En d’autres termes, « la rémunération versée par la Cnam sera directement accordée sur la base de prescriptions individuelles et son montant sera d’autant plus élevé que le prix du médicament sera cher », grince le Cnom, qui craint un mélange des genres. S’il admet que la question du prix des médicaments ne peut « être indifférente aux médecins », le conseil de l’Ordre estime toutefois que ces problématiques incombent « aux pouvoirs publics, sans brouiller la relation du médecin avec le patient ».
Économies dégagées
L’avenant 9 signé fin juillet prévoit effectivement que « l’intéressement versé au médecin (soit) basé sur une année pleine d'économies réalisées sur le coût d'un traitement ». Une somme mesurée comme « la différence entre le prix moyen d'une unité de substance active des médicaments bioréférents et celui des médicaments biosimilaires durant l'année de référence, multiplié par le nombre d'unités, en valeur médiane, délivrées annuellement pour le traitement d'un patient », détaille encore le texte publié au Journal officiel.
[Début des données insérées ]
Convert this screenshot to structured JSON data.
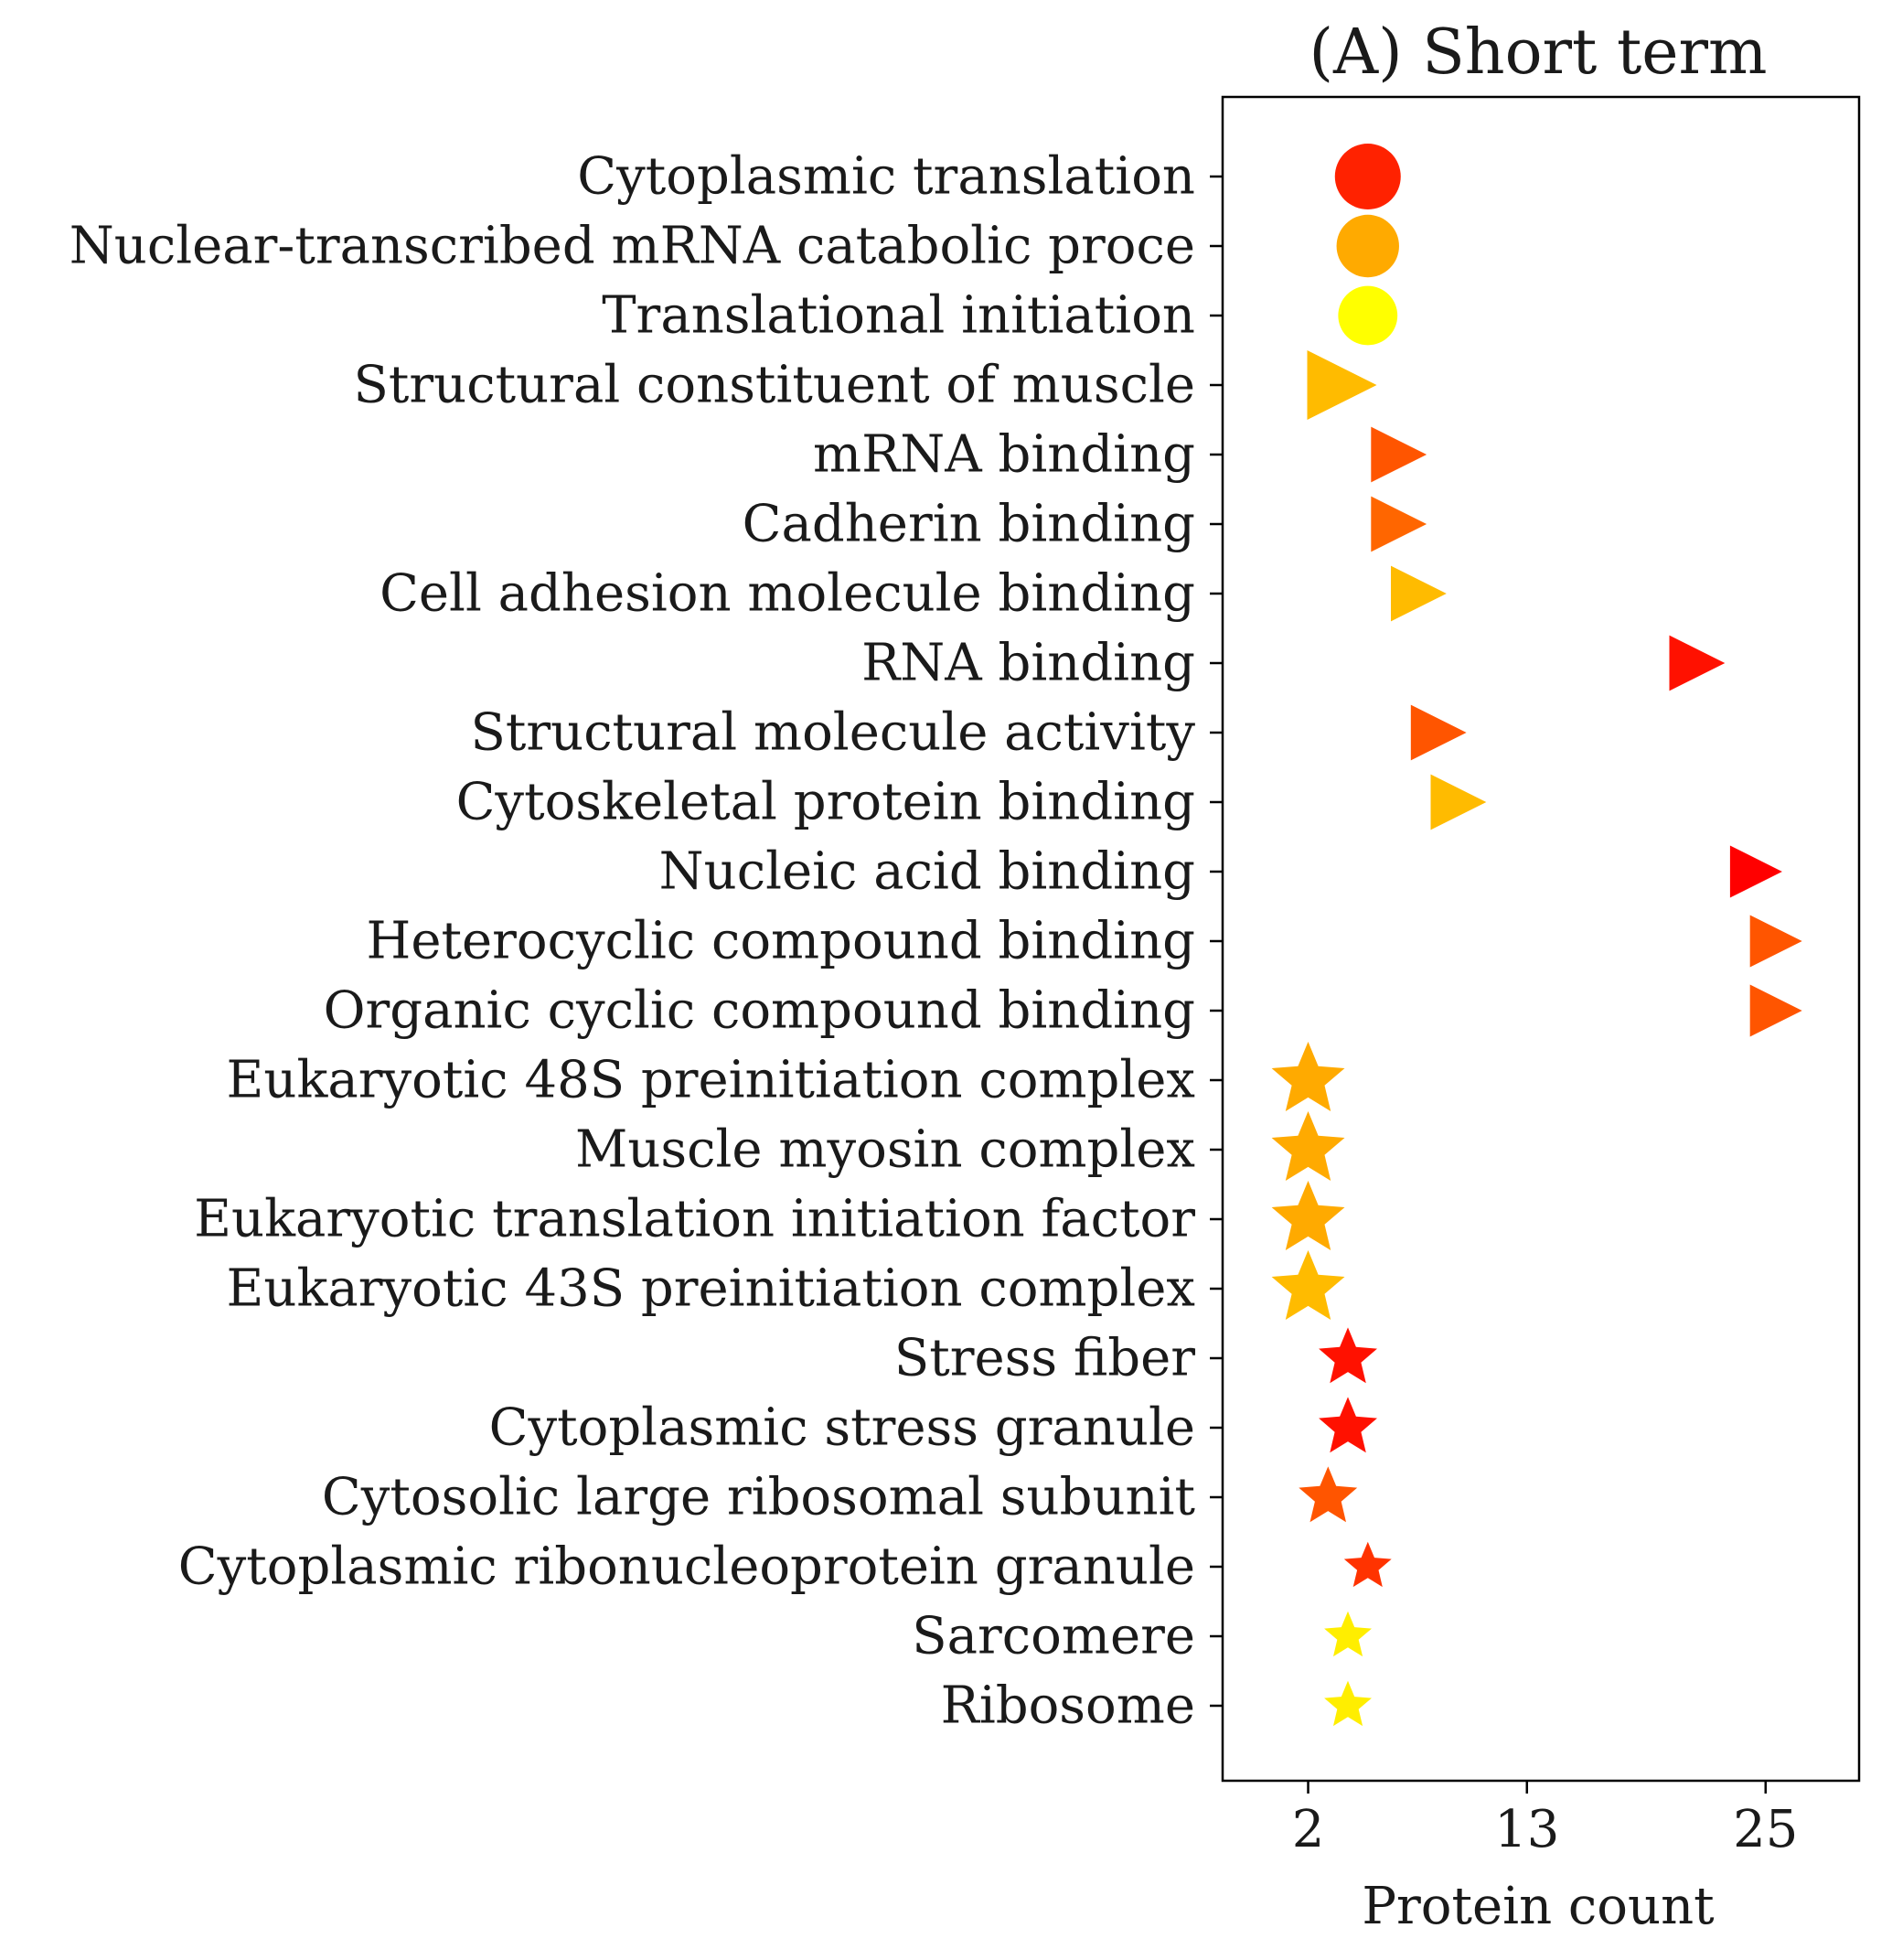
{
  "chart_data": {
    "type": "scatter",
    "title": "(A) Short term",
    "xlabel": "Protein count",
    "ylabel": "",
    "xlim": [
      -2.3,
      29.7
    ],
    "xticks": [
      2,
      13,
      25
    ],
    "xtick_labels": [
      "2",
      "13",
      "25"
    ],
    "grid": false,
    "categories": [
      "Cytoplasmic translation",
      "Nuclear-transcribed mRNA catabolic proce",
      "Translational initiation",
      "Structural constituent of muscle",
      "mRNA binding",
      "Cadherin binding",
      "Cell adhesion molecule binding",
      "RNA binding",
      "Structural molecule activity",
      "Cytoskeletal protein binding",
      "Nucleic acid binding",
      "Heterocyclic compound binding",
      "Organic cyclic compound binding",
      "Eukaryotic 48S preinitiation complex",
      "Muscle myosin complex",
      "Eukaryotic translation initiation factor",
      "Eukaryotic 43S preinitiation complex",
      "Stress fiber",
      "Cytoplasmic stress granule",
      "Cytosolic large ribosomal subunit",
      "Cytoplasmic ribonucleoprotein granule",
      "Sarcomere",
      "Ribosome"
    ],
    "points": [
      {
        "category": "Cytoplasmic translation",
        "x": 5,
        "marker": "circle",
        "size": 1.0,
        "color": "#ff2200"
      },
      {
        "category": "Nuclear-transcribed mRNA catabolic proce",
        "x": 5,
        "marker": "circle",
        "size": 0.95,
        "color": "#ffaa00"
      },
      {
        "category": "Translational initiation",
        "x": 5,
        "marker": "circle",
        "size": 0.9,
        "color": "#ffff00"
      },
      {
        "category": "Structural constituent of muscle",
        "x": 3,
        "marker": "triangle-right",
        "size": 1.0,
        "color": "#ffbb00"
      },
      {
        "category": "mRNA binding",
        "x": 6,
        "marker": "triangle-right",
        "size": 0.8,
        "color": "#ff5500"
      },
      {
        "category": "Cadherin binding",
        "x": 6,
        "marker": "triangle-right",
        "size": 0.8,
        "color": "#ff6600"
      },
      {
        "category": "Cell adhesion molecule binding",
        "x": 7,
        "marker": "triangle-right",
        "size": 0.8,
        "color": "#ffbb00"
      },
      {
        "category": "RNA binding",
        "x": 21,
        "marker": "triangle-right",
        "size": 0.8,
        "color": "#ff1100"
      },
      {
        "category": "Structural molecule activity",
        "x": 8,
        "marker": "triangle-right",
        "size": 0.8,
        "color": "#ff5500"
      },
      {
        "category": "Cytoskeletal protein binding",
        "x": 9,
        "marker": "triangle-right",
        "size": 0.8,
        "color": "#ffbb00"
      },
      {
        "category": "Nucleic acid binding",
        "x": 24,
        "marker": "triangle-right",
        "size": 0.75,
        "color": "#ff0000"
      },
      {
        "category": "Heterocyclic compound binding",
        "x": 25,
        "marker": "triangle-right",
        "size": 0.75,
        "color": "#ff5500"
      },
      {
        "category": "Organic cyclic compound binding",
        "x": 25,
        "marker": "triangle-right",
        "size": 0.75,
        "color": "#ff5500"
      },
      {
        "category": "Eukaryotic 48S preinitiation complex",
        "x": 2,
        "marker": "star",
        "size": 1.0,
        "color": "#ffaa00"
      },
      {
        "category": "Muscle myosin complex",
        "x": 2,
        "marker": "star",
        "size": 1.0,
        "color": "#ffaa00"
      },
      {
        "category": "Eukaryotic translation initiation factor",
        "x": 2,
        "marker": "star",
        "size": 1.0,
        "color": "#ffaa00"
      },
      {
        "category": "Eukaryotic 43S preinitiation complex",
        "x": 2,
        "marker": "star",
        "size": 1.0,
        "color": "#ffbb00"
      },
      {
        "category": "Stress fiber",
        "x": 4,
        "marker": "star",
        "size": 0.8,
        "color": "#ff1100"
      },
      {
        "category": "Cytoplasmic stress granule",
        "x": 4,
        "marker": "star",
        "size": 0.8,
        "color": "#ff1100"
      },
      {
        "category": "Cytosolic large ribosomal subunit",
        "x": 3,
        "marker": "star",
        "size": 0.8,
        "color": "#ff5500"
      },
      {
        "category": "Cytoplasmic ribonucleoprotein granule",
        "x": 5,
        "marker": "star",
        "size": 0.65,
        "color": "#ff3300"
      },
      {
        "category": "Sarcomere",
        "x": 4,
        "marker": "star",
        "size": 0.65,
        "color": "#ffee00"
      },
      {
        "category": "Ribosome",
        "x": 4,
        "marker": "star",
        "size": 0.65,
        "color": "#ffee00"
      }
    ]
  }
}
Une fois l’économie calculée pour chaque praticien et chaque patient, 30 % de la somme sera versée aux libéraux et 70 % à l’Assurance-maladie pour 2022 (versé en 2023), 20 % et 80 % pour 2023. Cinq molécules sont pour l’heure concernées en ville : étanercept, adalimumab, follitropine alfa, énoxaparine et insuline asparte. Le tériparatide, dont le générique a été commercialisé fin 2021, est finalement exclu du dispositif. Les initiations de traitement et l’augmentation des « switchs » des médicaments biologiques de références vers les biosimilaires sont récompensées par cette prime.
7 000 euros maximum
« La prime ne pourra dépasser 7 000 euros toute molécule confondue par médecin », précise toutefois l'avenant. Les médecins pourront même catégoriquement refuser de percevoir cet intéressement, via un simple courrier envoyé à la caisse primaire dont ils relèvent. Attention : « en cas de refus, le médecin renonce à la totalité de l'intéressement à la prescription de médicaments biosimilaires, pour toute la durée de la convention et pour toutes les molécules intégrées dans le dispositif », met en garde le texte.
À toutes fins utiles, la prescription de biosimilaires devra « respecter le libre choix du patient », précise l'avenant. À l’occasion de la commission paritaire nationale (CPN) le 23 mars, l’Assurance-maladie a d’ailleurs fait savoir qu’un flyer devra être remis par le médecin au patient lors d'un switch de molécule. Elle aussi annoncé que les médecins seront accompagnés dans ce dispositif sous la forme de visite de délégués de l'Assurance-maladie (DAM) et d'entretiens confraternels. Outre les généralistes, sont concernés les rhumatologues, les gastro-entérologues, les gynécologues et les endocrinologues.
Depuis 2018, la prescription de biosimilaire a généré un milliard d'euros d'économies, selon le Gers, l'entreprise de collecte de données fondée par les industriels. Seulement, 15 ans après la mise sur le marché du premier biosimilaire en France, le taux de pénétration en ville reste à la traîne : 27 % (contre plus de 70 % à l’hôpital). Bien loin de l'objectif de 80 % de molécules biologiques interchangées, visé par la stratégie nationale santé pour 2022.